Working with cinematographer Martin Gschlacht, Spielmann indulges us with ample space to trace the intricate impulses of this drive.  Long shots from a fixed position let us explore what happens within the frame.  Alex’s motorcycle might just drive right out of it, the camera landing us instead (and twice) at a rustic crucifix the size of a scarecrow planted in the forest.  To help Hausner, Alex splits logs, wielding his ax like a fifth limb from his torso, spitting the wood through the air. Meanwhile Robert runs his own marathon, relentlessly pounding the paths through the woods.  Both men moody and forlorn, they privately cave in and heave up sobs.  For all its acutely discerning distance, Revanche is an exquisitely intimate film.  Its sparse dialogue is sharp as cut glass.  “If you’d talk to me we could be close,” begs Susanne, seemingly a minor character until a taut but incredibly moving exchange between her and Alex reminds us we’ve heard her plea before, with her husband, only this time the stakes are higher, and it works.  In that simple line is the key to the catharsis this drama delivers, but of course it comes later, when unexpectedly, two other people “talk.” 

 

Two men take stock of Alex to his face: Tamara’s boss warns him, “You’re too soft… People can tell immediately”; Hausner, his grandfather, applauds him, “You’re a hell of a worker — women always notice a man who can work.” Yet Alex is perpetually scaring the women in the film.

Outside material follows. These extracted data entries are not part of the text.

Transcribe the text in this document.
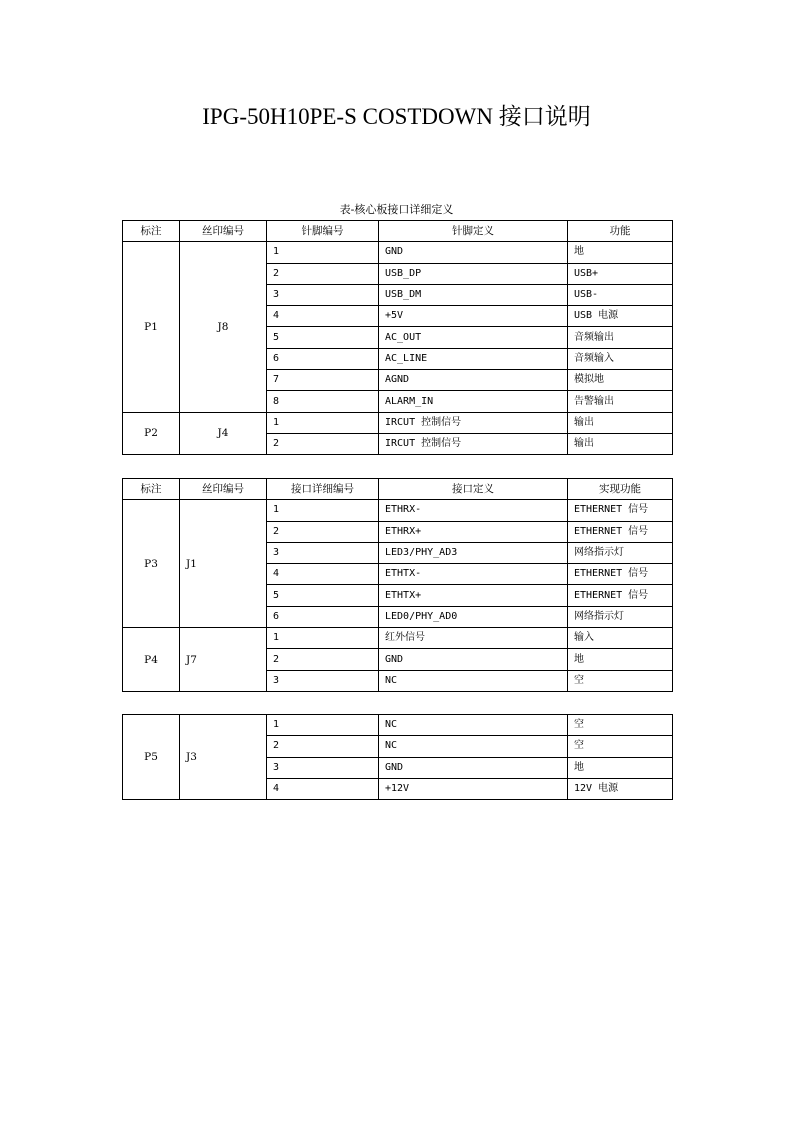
IPG-50H10PE-S COSTDOWN 接口说明
表-核心板接口详细定义
标注	丝印编号	针脚编号	针脚定义	功能
P1	J8	1	GND	地
		2	USB_DP	USB+
		3	USB_DM	USB-
		4	+5V	USB 电源
		5	AC_OUT	音频输出
		6	AC_LINE	音频输入
		7	AGND	模拟地
		8	ALARM_IN	告警输出
P2	J4	1	IRCUT 控制信号	输出
		2	IRCUT 控制信号	输出
标注	丝印编号	接口详细编号	接口定义	实现功能
P3	J1	1	ETHRX-	ETHERNET 信号
		2	ETHRX+	ETHERNET 信号
		3	LED3/PHY_AD3	网络指示灯
		4	ETHTX-	ETHERNET 信号
		5	ETHTX+	ETHERNET 信号
		6	LED0/PHY_AD0	网络指示灯
P4	J7	1	红外信号	输入
		2	GND	地
		3	NC	空
P5	J3	1	NC	空
		2	NC	空
		3	GND	地
		4	+12V	12V 电源
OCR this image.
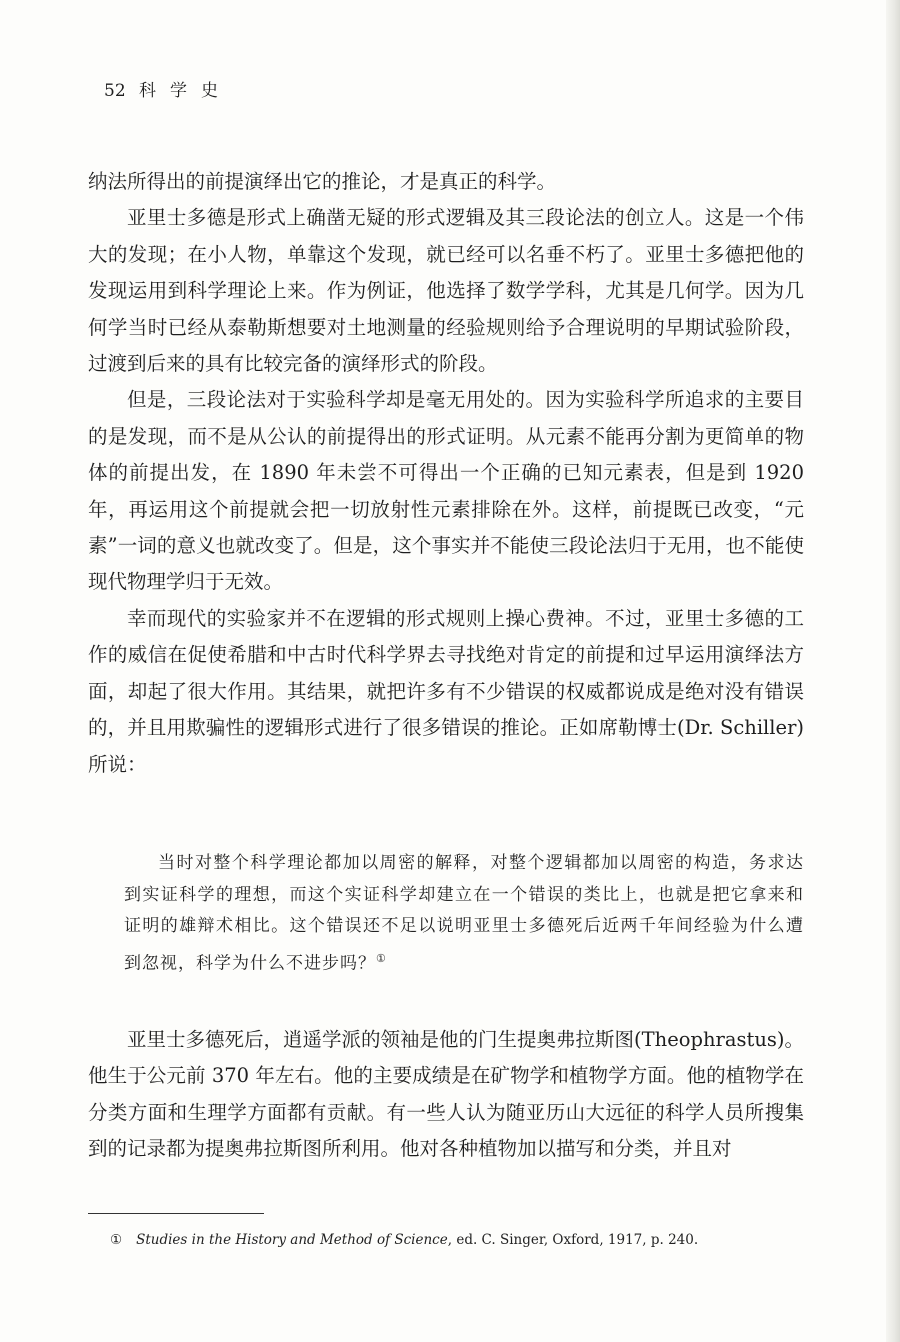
52 科学史

纳法所得出的前提演绎出它的推论，才是真正的科学。

亚里士多德是形式上确凿无疑的形式逻辑及其三段论法的创立人。这是一个伟大的发现；在小人物，单靠这个发现，就已经可以名垂不朽了。亚里士多德把他的发现运用到科学理论上来。作为例证，他选择了数学学科，尤其是几何学。因为几何学当时已经从泰勒斯想要对土地测量的经验规则给予合理说明的早期试验阶段，过渡到后来的具有比较完备的演绎形式的阶段。

但是，三段论法对于实验科学却是毫无用处的。因为实验科学所追求的主要目的是发现，而不是从公认的前提得出的形式证明。从元素不能再分割为更简单的物体的前提出发，在 1890 年未尝不可得出一个正确的已知元素表，但是到 1920 年，再运用这个前提就会把一切放射性元素排除在外。这样，前提既已改变，“元素”一词的意义也就改变了。但是，这个事实并不能使三段论法归于无用，也不能使现代物理学归于无效。

幸而现代的实验家并不在逻辑的形式规则上操心费神。不过，亚里士多德的工作的威信在促使希腊和中古时代科学界去寻找绝对肯定的前提和过早运用演绎法方面，却起了很大作用。其结果，就把许多有不少错误的权威都说成是绝对没有错误的，并且用欺骗性的逻辑形式进行了很多错误的推论。正如席勒博士(Dr. Schiller)所说：

当时对整个科学理论都加以周密的解释，对整个逻辑都加以周密的构造，务求达到实证科学的理想，而这个实证科学却建立在一个错误的类比上，也就是把它拿来和证明的雄辩术相比。这个错误还不足以说明亚里士多德死后近两千年间经验为什么遭到忽视，科学为什么不进步吗？①

亚里士多德死后，逍遥学派的领袖是他的门生提奥弗拉斯图(Theophrastus)。他生于公元前 370 年左右。他的主要成绩是在矿物学和植物学方面。他的植物学在分类方面和生理学方面都有贡献。有一些人认为随亚历山大远征的科学人员所搜集到的记录都为提奥弗拉斯图所利用。他对各种植物加以描写和分类，并且对

① Studies in the History and Method of Science, ed. C. Singer, Oxford, 1917, p. 240.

He frightens Tamara twice, once with a gun and once in a ski mask; both prefigure her death.  He alarms Susanne twice when he lurks in silence, hidden in the dark, each time foreshadowing his future with her.  Both women, in analogous moments, ask him to slow down.  Two photos of Tamara loom large: one tucked inside her passport that Alex pins to his wall after she’s gone, and another, a police shot of her corpse, that Robert carries with him in his angst.  In an uncanny way there are doubles in the casting, not literally, but visually.  It’s significant that Tamara and Susanne look alike, but for a somewhat different reason, it’s important that Alex and Robert do as well. 

“In Vienna you end up either arrogant or a scoundrel,” observes the sagacious Hausner of his grandson Alex.  Surprisingly, for the only half-corrupt Alex and the merely ineffectual Robert, there is a latent force in the countryside — in the humble, earthy offerings of nature — that begs a choice from them.  Revanche — either revenge or redemption, self-destruction or self-renewal — means not only “vengeance” but also “a second chance.”  And what’s interesting here is the way that other players, Susanne for one and Hausner for another, make the difference.  The work they take up in their lives, their commitment to it along with their loves, pushes the choices Alex and Robert must make. 

 

But back to that fifth good person, Tamara, who lives beyond her death: Revanche has a third meaning, “a policy held by a nation or an ethnic group to regain lost standing.”  Tamara’s broken German, her dangerous work, her Eastern origins, her needs and her dreams, come full circle with the mysteries of the Mayerling —  the double deaths at that hunting lodge in the woods, the curse of its clandestine couple, Marie Vetsera’s Turkish ancestry, her brutalized, smuggled, and secretly buried body, twice exhumed and examined but never the culprit disclosed.  It’s a saga long disputed and embroidered, but not without consequential overtones (namely, the end of an empire).  According to legend, the trees of the Vienna Woods still hear the whispers of the Carmelite nuns of Heilingenkreuz — their convent converted by the Emperor Franz Josef from the “tryst-haus” of his son — as they pray for the repose of Rudolf’s soul.  And that same air might carry the simple song of a Ukranian woman and the accordion notes of an old man gone to meet his wife….

 


Revanche

 

Director: Götz Spielmann; Producers: Mathias Forberg, Heinz Stussak, Götz Spielmann, Sandra Bohle; Screenplay: Götz Spielmann; Cinematography: Martin Gschlacht; Sound: Heinz Ebner; Editor: Karina Ressler; Production Designer: Maria Gruber; Costumes: Monika Buttinger, Music Advisor: Walter W. Cikan. 

 

Cast: Johannes Krisch, Ursula Strauss, Andreas Lust, Irina Potapenko, Hannes Thanheiser, Hanno Pöschl, Linde Prelog, Peter Josch, Magdalena Kropiunig, Toni Slama, Rainer Gradischnig.

 

Color, 35mm, 121 minutes.  In German with English subtitles.